Show that the diagram: $$\require{AMScd} \begin{CD} A @>f>> Y \\ @ViVV @VVV \\ X @>>> X \amalg_f Y \end{CD}$$ where $i : A \hookrightarrow X$ is an inclusion is a pushout in $\mathbf{Top}$.

I can prove that $g_1 : Y \rightarrow X \coprod_fY$, and $g_2 : X \rightarrow X\coprod_f Y$ is a solution of the graph, but I'm going in circles trying to show that any additional solution $(D, h_1, h_2)$ must have a unique morphism $\phi : X\coprod_f Y \rightarrow D$ that makes the diagram commute.

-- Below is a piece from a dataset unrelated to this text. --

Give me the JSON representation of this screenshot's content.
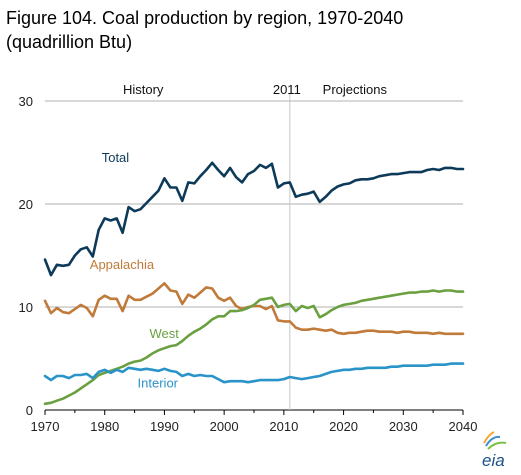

$X \coprod_f Y = (X \coprod Y) / \sim$, where $\sim$ is the equivalence relation generated by $\{(a,f(a)) \in (X \coprod Y) \times (X \coprod Y): a \in A, \text{ where $A$ is a closed subset of $X$} \}$

Anyone have any ideas?

Answer 1

Note that by definition, the maps $X,Y \rightrightarrows X \sqcup_f Y$ are induced by the inclusions $X,Y \rightrightarrows X \sqcup Y$. Suppose you have another solution $(Z,u,v)$, and a (continuous) map $\phi:X \sqcup_f Y \to Z$ making the diagram commute. Composing with the quotient map we get a map $\bar\phi : X \sqcup Y \to Z$ or, equivalently, two maps $X,Y \rightrightarrows Z$. Commutativity of the diagram then dictates that $\bar\phi (x) = u(x)$ and $\bar\phi(y) = v(y)$ for all $x \in X, y \in Y$. This means that the only way to define $\phi$ is to let $\phi([x]) = u(x)$ and $\phi([y]) = v(y)$. Moreover, since $u \circ i = v \circ f$, we have $$\phi([f(a)]) = v(a) = u(a) = \phi([a])$$ for any $a \in A$, so $\phi$ is a well-defined continuous map.

Note that it doesn't matter whether $A \subset X$ is closed or not. (But in case it is closed, the parallel map $Y \to X \sqcup_f Y$ is also a closed embedding.)